Unlike the first two releases on Native Rebel, that saw Hutchings compose a foundation for Chelsea Carmichael
and CoN&KwAkE to improvise and create, The Brother Moves On’s fourth album is based on a collection of pre-existing compositions. Recorded at Asylum Studios in Pretoria as well as live in front of an audience at Dyertribe Studios in Centurion, the album was produced by Hutchings (who also appears on flute and clarinet) with all tracks arranged by
TBMO and Spaza multi-instrumentalist Malcolm Jiyane. Album highlights include ‘Itumeleng’, made famous by 1970s Soweto band Batsumi, the meditaDve ‘Mazel’, and ‘Hamba’, a traditional piece often performed at funerals which also appeared on the Shabaka and the Ancestors album We Are Sent Here By History under the name ‘Go My Heart, Go To Heaven’.
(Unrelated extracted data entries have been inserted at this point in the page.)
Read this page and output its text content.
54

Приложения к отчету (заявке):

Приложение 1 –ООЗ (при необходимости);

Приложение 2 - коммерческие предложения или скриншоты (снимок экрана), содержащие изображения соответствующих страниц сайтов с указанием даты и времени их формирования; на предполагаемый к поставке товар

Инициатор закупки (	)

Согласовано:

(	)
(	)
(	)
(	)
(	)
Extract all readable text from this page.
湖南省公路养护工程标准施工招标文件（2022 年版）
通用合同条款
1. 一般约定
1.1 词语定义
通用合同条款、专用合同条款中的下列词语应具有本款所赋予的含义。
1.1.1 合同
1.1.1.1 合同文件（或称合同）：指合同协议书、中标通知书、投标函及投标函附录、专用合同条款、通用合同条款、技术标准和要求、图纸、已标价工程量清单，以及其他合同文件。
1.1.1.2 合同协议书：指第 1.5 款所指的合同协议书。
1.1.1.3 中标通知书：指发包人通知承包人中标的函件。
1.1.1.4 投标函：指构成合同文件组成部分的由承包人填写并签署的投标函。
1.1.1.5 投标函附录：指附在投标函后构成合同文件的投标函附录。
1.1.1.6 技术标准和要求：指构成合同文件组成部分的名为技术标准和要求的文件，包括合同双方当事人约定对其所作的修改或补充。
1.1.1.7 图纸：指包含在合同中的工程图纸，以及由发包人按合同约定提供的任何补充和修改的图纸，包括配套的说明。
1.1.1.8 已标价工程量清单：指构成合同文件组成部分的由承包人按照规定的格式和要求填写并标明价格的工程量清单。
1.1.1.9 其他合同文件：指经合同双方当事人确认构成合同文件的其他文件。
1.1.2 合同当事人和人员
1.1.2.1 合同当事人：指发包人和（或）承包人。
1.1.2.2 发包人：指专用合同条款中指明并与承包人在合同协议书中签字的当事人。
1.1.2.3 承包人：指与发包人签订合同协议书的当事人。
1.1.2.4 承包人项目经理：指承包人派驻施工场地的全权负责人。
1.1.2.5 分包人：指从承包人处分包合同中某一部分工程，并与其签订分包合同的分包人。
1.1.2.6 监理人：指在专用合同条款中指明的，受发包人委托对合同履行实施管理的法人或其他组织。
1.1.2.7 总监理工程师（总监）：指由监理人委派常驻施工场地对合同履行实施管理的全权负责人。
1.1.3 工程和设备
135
The Brother Moves On (TBMO), a name derived from The Brother Mouzonea - a fictional character in American TV drama series The Wire - are the third signing to Hutchings' label following releases from rising saxophonist Chelsea Carmichael with The River Doesn’t Like Strangers and the debut album from jazz/hip-hop duo CoN&KwAkE titled Eyes In The Tower.

"Our inspiration is continuing the South African live music protest tradition beyond the yoke of oppression to a space where the joy of the music becomes synonymous with its people, space and consciousness. Our mantra is happy brown babies from the deepest South as a means of breaking any racial baggage left by the apartheid state machine through the love of people, music and culture."